Immagine del redattore: Claudio RomanoClaudio Romano

 

Fin dai primi anni di scuola, tutti abbiamo imparato la storia dei cani di Ivan Pavlov, lo scienziato russo che ha scoperto il riflesso incondizionato.

L’esperimento è noto: ad alcuni cani veniva dato del cibo associando sempre il suono di una campanella. Dopo un certo numero di volte al solo suono del campanello lo scienziato notò che i cani iniziavano a salivare. Questa scoperta fruttò un Nobel allo scienziato russo. Se la storia è di conoscenza comune, molto meno noto è il seguito di questa vicenda: nel 1924 una fortissima alluvione travolse Leningrado dove Pavlov teneva il suo laboratorio e il suo canile. L’acqua arrivò alle gabbie e la maggior parte dei cani morirono annegati.

Pavlov passò mesi a studiare gli animali sopravvissuti all’alluvione. Molti di loro non erano più gli stessi, avevano personalità completamente diverse e avevano perso i comportamenti precedentemente appresi. Undici giorni dopo l’alluvione, Pavlov annotò: «dopo il trillo del campanello tutti i riflessi condizionati sono completamente scomparsi, gli animali rifiutano il cibo, sono irrequieti e guardano continuamente la porta».

Si dice che tutti gli esseri umani abbiano una memoria del dolore a corto raggio. Forse per questo siamo tutti consapevoli che il tempo riesca a guarire tutte le ferite. Ma lo stress intenso lascia una cicatrice, a volte indelebile. Non è difficile da capire: vivere un’esperienza che ci costringe a guardare in faccia alla morte e a chiederci se riusciremo a sopravvivere può resettare in modo permanente le nostre aspettative e può modificare comportamenti radicati, proprio come è successo ai cani di Pavlov.


Natura del trauma

Primo punto. Di fronte al pericolo le reazioni umane sono le medesime di tutti i mammiferi: allerta, azione (fuga, lotta) e infine scarica dell’energia attivata. Hai mai notato che gli animali tremano dopo un evento traumatico per liberarsi dallo stress? Se per un motivo psicologico, sociale o culturale questo ciclo biologico non viene completato il nostro sistema PNEI (Psico-Neuro-Endo-Immunitario) rimane in allerta e questo stato di tensione potrebbe cominciare a produrre sintomi. Di qualunque genere.
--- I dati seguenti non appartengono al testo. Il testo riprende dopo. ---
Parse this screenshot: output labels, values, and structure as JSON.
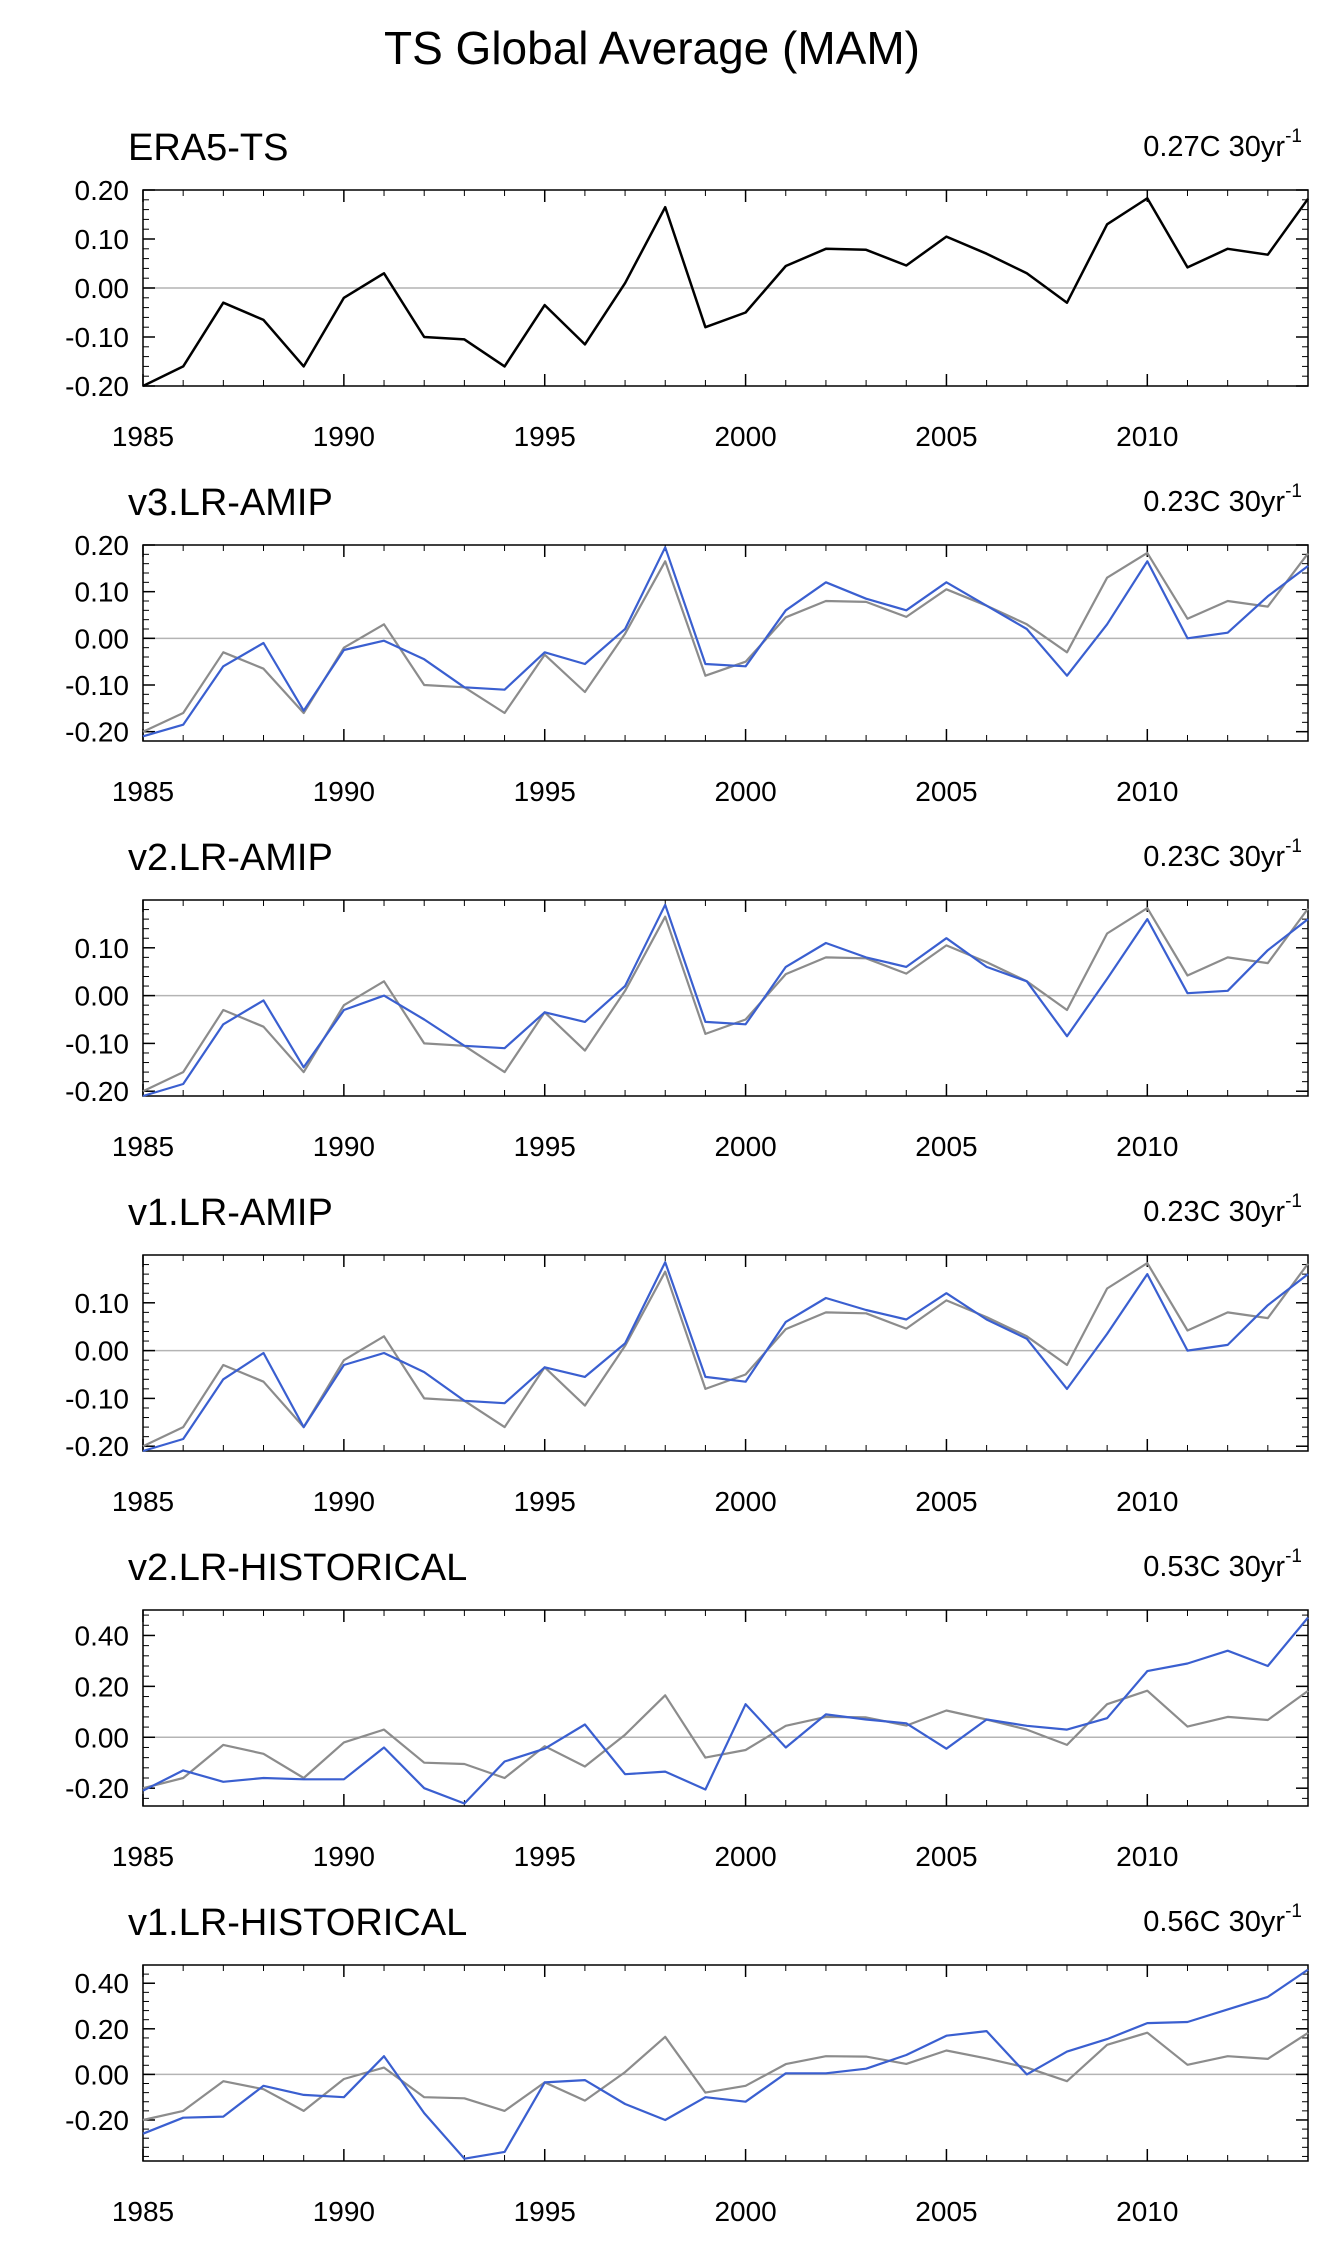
{
  "figure_title": "TS Global Average (MAM)",
  "colors": {
    "reference": "#000000",
    "reference_overlay": "#8c8c8c",
    "model": "#3a5fd0",
    "zero_line": "#b4b4b4",
    "axis": "#000000"
  },
  "chart_data": [
    {
      "type": "line",
      "title": "ERA5-TS",
      "trend_label": "0.27C 30yr",
      "trend_superscript": "-1",
      "ylim": [
        -0.2,
        0.2
      ],
      "yticks": [
        -0.2,
        -0.1,
        0.0,
        0.1,
        0.2
      ],
      "ytick_labels": [
        "-0.20",
        "-0.10",
        "0.00",
        "0.10",
        "0.20"
      ],
      "xlim": [
        1985,
        2014
      ],
      "xticks": [
        1985,
        1990,
        1995,
        2000,
        2005,
        2010
      ],
      "xtick_labels": [
        "1985",
        "1990",
        "1995",
        "2000",
        "2005",
        "2010"
      ],
      "x": [
        1985,
        1986,
        1987,
        1988,
        1989,
        1990,
        1991,
        1992,
        1993,
        1994,
        1995,
        1996,
        1997,
        1998,
        1999,
        2000,
        2001,
        2002,
        2003,
        2004,
        2005,
        2006,
        2007,
        2008,
        2009,
        2010,
        2011,
        2012,
        2013,
        2014
      ],
      "series": [
        {
          "name": "ERA5-TS",
          "role": "reference",
          "values": [
            -0.2,
            -0.16,
            -0.03,
            -0.065,
            -0.16,
            -0.02,
            0.03,
            -0.1,
            -0.105,
            -0.16,
            -0.035,
            -0.115,
            0.01,
            0.165,
            -0.08,
            -0.05,
            0.045,
            0.08,
            0.078,
            0.046,
            0.105,
            0.07,
            0.03,
            -0.03,
            0.13,
            0.183,
            0.042,
            0.08,
            0.068,
            0.182
          ]
        }
      ]
    },
    {
      "type": "line",
      "title": "v3.LR-AMIP",
      "trend_label": "0.23C 30yr",
      "trend_superscript": "-1",
      "ylim": [
        -0.22,
        0.2
      ],
      "yticks": [
        -0.2,
        -0.1,
        0.0,
        0.1,
        0.2
      ],
      "ytick_labels": [
        "-0.20",
        "-0.10",
        "0.00",
        "0.10",
        "0.20"
      ],
      "xlim": [
        1985,
        2014
      ],
      "xticks": [
        1985,
        1990,
        1995,
        2000,
        2005,
        2010
      ],
      "xtick_labels": [
        "1985",
        "1990",
        "1995",
        "2000",
        "2005",
        "2010"
      ],
      "x": [
        1985,
        1986,
        1987,
        1988,
        1989,
        1990,
        1991,
        1992,
        1993,
        1994,
        1995,
        1996,
        1997,
        1998,
        1999,
        2000,
        2001,
        2002,
        2003,
        2004,
        2005,
        2006,
        2007,
        2008,
        2009,
        2010,
        2011,
        2012,
        2013,
        2014
      ],
      "series": [
        {
          "name": "ERA5-TS",
          "role": "reference_overlay",
          "values": [
            -0.2,
            -0.16,
            -0.03,
            -0.065,
            -0.16,
            -0.02,
            0.03,
            -0.1,
            -0.105,
            -0.16,
            -0.035,
            -0.115,
            0.01,
            0.165,
            -0.08,
            -0.05,
            0.045,
            0.08,
            0.078,
            0.046,
            0.105,
            0.07,
            0.03,
            -0.03,
            0.13,
            0.183,
            0.042,
            0.08,
            0.068,
            0.182
          ]
        },
        {
          "name": "v3.LR-AMIP",
          "role": "model",
          "values": [
            -0.21,
            -0.185,
            -0.06,
            -0.01,
            -0.155,
            -0.025,
            -0.005,
            -0.045,
            -0.105,
            -0.11,
            -0.03,
            -0.055,
            0.02,
            0.195,
            -0.055,
            -0.06,
            0.06,
            0.12,
            0.085,
            0.06,
            0.12,
            0.07,
            0.02,
            -0.08,
            0.03,
            0.165,
            0.0,
            0.012,
            0.09,
            0.155
          ]
        }
      ]
    },
    {
      "type": "line",
      "title": "v2.LR-AMIP",
      "trend_label": "0.23C 30yr",
      "trend_superscript": "-1",
      "ylim": [
        -0.21,
        0.2
      ],
      "yticks": [
        -0.2,
        -0.1,
        0.0,
        0.1
      ],
      "ytick_labels": [
        "-0.20",
        "-0.10",
        "0.00",
        "0.10"
      ],
      "xlim": [
        1985,
        2014
      ],
      "xticks": [
        1985,
        1990,
        1995,
        2000,
        2005,
        2010
      ],
      "xtick_labels": [
        "1985",
        "1990",
        "1995",
        "2000",
        "2005",
        "2010"
      ],
      "x": [
        1985,
        1986,
        1987,
        1988,
        1989,
        1990,
        1991,
        1992,
        1993,
        1994,
        1995,
        1996,
        1997,
        1998,
        1999,
        2000,
        2001,
        2002,
        2003,
        2004,
        2005,
        2006,
        2007,
        2008,
        2009,
        2010,
        2011,
        2012,
        2013,
        2014
      ],
      "series": [
        {
          "name": "ERA5-TS",
          "role": "reference_overlay",
          "values": [
            -0.2,
            -0.16,
            -0.03,
            -0.065,
            -0.16,
            -0.02,
            0.03,
            -0.1,
            -0.105,
            -0.16,
            -0.035,
            -0.115,
            0.01,
            0.165,
            -0.08,
            -0.05,
            0.045,
            0.08,
            0.078,
            0.046,
            0.105,
            0.07,
            0.03,
            -0.03,
            0.13,
            0.183,
            0.042,
            0.08,
            0.068,
            0.182
          ]
        },
        {
          "name": "v2.LR-AMIP",
          "role": "model",
          "values": [
            -0.21,
            -0.185,
            -0.06,
            -0.01,
            -0.15,
            -0.03,
            0.0,
            -0.05,
            -0.105,
            -0.11,
            -0.035,
            -0.055,
            0.02,
            0.19,
            -0.055,
            -0.06,
            0.06,
            0.11,
            0.08,
            0.06,
            0.12,
            0.06,
            0.03,
            -0.085,
            0.035,
            0.16,
            0.005,
            0.01,
            0.095,
            0.16
          ]
        }
      ]
    },
    {
      "type": "line",
      "title": "v1.LR-AMIP",
      "trend_label": "0.23C 30yr",
      "trend_superscript": "-1",
      "ylim": [
        -0.21,
        0.2
      ],
      "yticks": [
        -0.2,
        -0.1,
        0.0,
        0.1
      ],
      "ytick_labels": [
        "-0.20",
        "-0.10",
        "0.00",
        "0.10"
      ],
      "xlim": [
        1985,
        2014
      ],
      "xticks": [
        1985,
        1990,
        1995,
        2000,
        2005,
        2010
      ],
      "xtick_labels": [
        "1985",
        "1990",
        "1995",
        "2000",
        "2005",
        "2010"
      ],
      "x": [
        1985,
        1986,
        1987,
        1988,
        1989,
        1990,
        1991,
        1992,
        1993,
        1994,
        1995,
        1996,
        1997,
        1998,
        1999,
        2000,
        2001,
        2002,
        2003,
        2004,
        2005,
        2006,
        2007,
        2008,
        2009,
        2010,
        2011,
        2012,
        2013,
        2014
      ],
      "series": [
        {
          "name": "ERA5-TS",
          "role": "reference_overlay",
          "values": [
            -0.2,
            -0.16,
            -0.03,
            -0.065,
            -0.16,
            -0.02,
            0.03,
            -0.1,
            -0.105,
            -0.16,
            -0.035,
            -0.115,
            0.01,
            0.165,
            -0.08,
            -0.05,
            0.045,
            0.08,
            0.078,
            0.046,
            0.105,
            0.07,
            0.03,
            -0.03,
            0.13,
            0.183,
            0.042,
            0.08,
            0.068,
            0.182
          ]
        },
        {
          "name": "v1.LR-AMIP",
          "role": "model",
          "values": [
            -0.21,
            -0.185,
            -0.06,
            -0.005,
            -0.16,
            -0.03,
            -0.005,
            -0.045,
            -0.105,
            -0.11,
            -0.035,
            -0.055,
            0.015,
            0.185,
            -0.055,
            -0.065,
            0.06,
            0.11,
            0.085,
            0.065,
            0.12,
            0.065,
            0.025,
            -0.08,
            0.035,
            0.16,
            0.0,
            0.012,
            0.095,
            0.16
          ]
        }
      ]
    },
    {
      "type": "line",
      "title": "v2.LR-HISTORICAL",
      "trend_label": "0.53C 30yr",
      "trend_superscript": "-1",
      "ylim": [
        -0.27,
        0.5
      ],
      "yticks": [
        -0.2,
        0.0,
        0.2,
        0.4
      ],
      "ytick_labels": [
        "-0.20",
        "0.00",
        "0.20",
        "0.40"
      ],
      "xlim": [
        1985,
        2014
      ],
      "xticks": [
        1985,
        1990,
        1995,
        2000,
        2005,
        2010
      ],
      "xtick_labels": [
        "1985",
        "1990",
        "1995",
        "2000",
        "2005",
        "2010"
      ],
      "x": [
        1985,
        1986,
        1987,
        1988,
        1989,
        1990,
        1991,
        1992,
        1993,
        1994,
        1995,
        1996,
        1997,
        1998,
        1999,
        2000,
        2001,
        2002,
        2003,
        2004,
        2005,
        2006,
        2007,
        2008,
        2009,
        2010,
        2011,
        2012,
        2013,
        2014
      ],
      "series": [
        {
          "name": "ERA5-TS",
          "role": "reference_overlay",
          "values": [
            -0.2,
            -0.16,
            -0.03,
            -0.065,
            -0.16,
            -0.02,
            0.03,
            -0.1,
            -0.105,
            -0.16,
            -0.035,
            -0.115,
            0.01,
            0.165,
            -0.08,
            -0.05,
            0.045,
            0.08,
            0.078,
            0.046,
            0.105,
            0.07,
            0.03,
            -0.03,
            0.13,
            0.183,
            0.042,
            0.08,
            0.068,
            0.182
          ]
        },
        {
          "name": "v2.LR-HISTORICAL",
          "role": "model",
          "values": [
            -0.21,
            -0.13,
            -0.175,
            -0.16,
            -0.165,
            -0.165,
            -0.04,
            -0.2,
            -0.26,
            -0.095,
            -0.045,
            0.05,
            -0.145,
            -0.135,
            -0.205,
            0.13,
            -0.04,
            0.09,
            0.07,
            0.055,
            -0.045,
            0.07,
            0.045,
            0.03,
            0.075,
            0.26,
            0.29,
            0.34,
            0.28,
            0.47
          ]
        }
      ]
    },
    {
      "type": "line",
      "title": "v1.LR-HISTORICAL",
      "trend_label": "0.56C 30yr",
      "trend_superscript": "-1",
      "ylim": [
        -0.38,
        0.48
      ],
      "yticks": [
        -0.2,
        0.0,
        0.2,
        0.4
      ],
      "ytick_labels": [
        "-0.20",
        "0.00",
        "0.20",
        "0.40"
      ],
      "xlim": [
        1985,
        2014
      ],
      "xticks": [
        1985,
        1990,
        1995,
        2000,
        2005,
        2010
      ],
      "xtick_labels": [
        "1985",
        "1990",
        "1995",
        "2000",
        "2005",
        "2010"
      ],
      "x": [
        1985,
        1986,
        1987,
        1988,
        1989,
        1990,
        1991,
        1992,
        1993,
        1994,
        1995,
        1996,
        1997,
        1998,
        1999,
        2000,
        2001,
        2002,
        2003,
        2004,
        2005,
        2006,
        2007,
        2008,
        2009,
        2010,
        2011,
        2012,
        2013,
        2014
      ],
      "series": [
        {
          "name": "ERA5-TS",
          "role": "reference_overlay",
          "values": [
            -0.2,
            -0.16,
            -0.03,
            -0.065,
            -0.16,
            -0.02,
            0.03,
            -0.1,
            -0.105,
            -0.16,
            -0.035,
            -0.115,
            0.01,
            0.165,
            -0.08,
            -0.05,
            0.045,
            0.08,
            0.078,
            0.046,
            0.105,
            0.07,
            0.03,
            -0.03,
            0.13,
            0.183,
            0.042,
            0.08,
            0.068,
            0.182
          ]
        },
        {
          "name": "v1.LR-HISTORICAL",
          "role": "model",
          "values": [
            -0.26,
            -0.19,
            -0.185,
            -0.05,
            -0.09,
            -0.1,
            0.08,
            -0.17,
            -0.37,
            -0.34,
            -0.035,
            -0.025,
            -0.13,
            -0.2,
            -0.1,
            -0.12,
            0.005,
            0.005,
            0.025,
            0.085,
            0.17,
            0.19,
            0.0,
            0.1,
            0.155,
            0.225,
            0.23,
            0.285,
            0.34,
            0.46
          ]
        }
      ]
    }
  ]
}
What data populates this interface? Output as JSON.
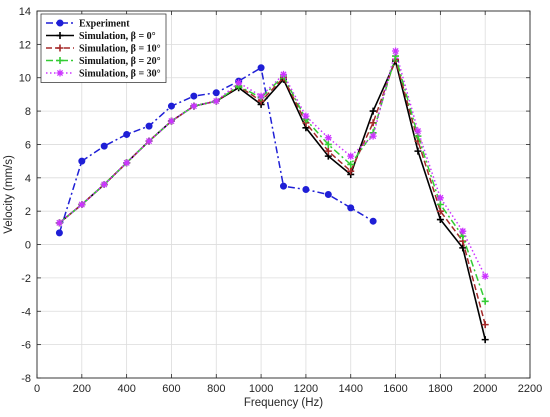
{
  "chart_data": {
    "type": "line",
    "xlabel": "Frequency (Hz)",
    "ylabel": "Velocity (mm/s)",
    "xlim": [
      0,
      2200
    ],
    "ylim": [
      -8,
      14
    ],
    "xticks": [
      0,
      200,
      400,
      600,
      800,
      1000,
      1200,
      1400,
      1600,
      1800,
      2000,
      2200
    ],
    "yticks": [
      -8,
      -6,
      -4,
      -2,
      0,
      2,
      4,
      6,
      8,
      10,
      12,
      14
    ],
    "grid": true,
    "legend_position": "top-left",
    "series": [
      {
        "name": "Experiment",
        "color": "#1f1fd6",
        "line_style": "dash-dot",
        "marker": "circle",
        "x": [
          100,
          200,
          300,
          400,
          500,
          600,
          700,
          800,
          900,
          1000,
          1100,
          1200,
          1300,
          1400,
          1500
        ],
        "y": [
          0.7,
          5.0,
          5.9,
          6.6,
          7.1,
          8.3,
          8.9,
          9.1,
          9.8,
          10.6,
          3.5,
          3.3,
          3.0,
          2.2,
          1.4
        ]
      },
      {
        "name": "Simulation, β = 0°",
        "color": "#000000",
        "line_style": "solid",
        "marker": "plus",
        "x": [
          100,
          200,
          300,
          400,
          500,
          600,
          700,
          800,
          900,
          1000,
          1100,
          1200,
          1300,
          1400,
          1500,
          1600,
          1700,
          1800,
          1900,
          2000
        ],
        "y": [
          1.3,
          2.4,
          3.6,
          4.9,
          6.2,
          7.4,
          8.3,
          8.6,
          9.4,
          8.4,
          9.9,
          7.0,
          5.3,
          4.2,
          8.0,
          11.0,
          5.6,
          1.5,
          -0.2,
          -5.7
        ]
      },
      {
        "name": "Simulation, β = 10°",
        "color": "#a52a2a",
        "line_style": "dashed",
        "marker": "plus",
        "x": [
          100,
          200,
          300,
          400,
          500,
          600,
          700,
          800,
          900,
          1000,
          1100,
          1200,
          1300,
          1400,
          1500,
          1600,
          1700,
          1800,
          1900,
          2000
        ],
        "y": [
          1.3,
          2.4,
          3.6,
          4.9,
          6.2,
          7.4,
          8.3,
          8.6,
          9.5,
          8.6,
          10.0,
          7.3,
          5.6,
          4.4,
          7.3,
          11.1,
          6.2,
          2.0,
          0.2,
          -4.8
        ]
      },
      {
        "name": "Simulation, β = 20°",
        "color": "#33cc33",
        "line_style": "dash-dot",
        "marker": "plus",
        "x": [
          100,
          200,
          300,
          400,
          500,
          600,
          700,
          800,
          900,
          1000,
          1100,
          1200,
          1300,
          1400,
          1500,
          1600,
          1700,
          1800,
          1900,
          2000
        ],
        "y": [
          1.3,
          2.4,
          3.6,
          4.9,
          6.2,
          7.4,
          8.3,
          8.6,
          9.5,
          8.8,
          10.1,
          7.5,
          6.0,
          4.8,
          6.7,
          11.3,
          6.5,
          2.4,
          0.5,
          -3.4
        ]
      },
      {
        "name": "Simulation, β = 30°",
        "color": "#cc33ff",
        "line_style": "dotted",
        "marker": "star",
        "x": [
          100,
          200,
          300,
          400,
          500,
          600,
          700,
          800,
          900,
          1000,
          1100,
          1200,
          1300,
          1400,
          1500,
          1600,
          1700,
          1800,
          1900,
          2000
        ],
        "y": [
          1.3,
          2.4,
          3.6,
          4.9,
          6.2,
          7.4,
          8.3,
          8.6,
          9.7,
          8.9,
          10.2,
          7.7,
          6.4,
          5.3,
          6.5,
          11.6,
          6.8,
          2.8,
          0.8,
          -1.9
        ]
      }
    ]
  }
}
Il mio trauma non è come il tuo

Come possiamo facilmente immaginare gli eventi traumatici più pesanti sono guerra, atti di violenza, incidenti o abusi. Ma non tutti sanno che le persone possono restare sconvolte da eventi che la maggior parte di noi considerano appena sopra la normalità. Altra considerazione non scontata: la ricerca ha evidenziato che non è l’evento in sé a generare i sintomi del trauma, ma siamo noi stessi. È la nostra reazione a generare il male. O meglio, sono le nostre credenze a farlo.

Se vedi traumi laddove gli altri vedono normalità è molto probabile che tu appartenga alla tipologia PAS (Persone Altamente Sensibili), argomento tratteggiato nel mio libro La Cassetta degli Attrezzi. Ora io voglio affrontarlo da un altro punto di vista.


Primo passo: definire il problema

Abbiamo aperto con un’affermazione forte: le ferite passano, le cicatrici restano. Se riusciamo a vederle, aggiungo. Se la cicatrice non è visibile, stiamo parlando di qualcosa che nessun libro e nessuna persona normale è in grado di contrastare. Se stai male e non sai perché, il mio personale consiglio è di rivolgerti ad uno specialista. Anche quella della nostra mente è salute e non prendersene cura è un errore che si può pagare caro.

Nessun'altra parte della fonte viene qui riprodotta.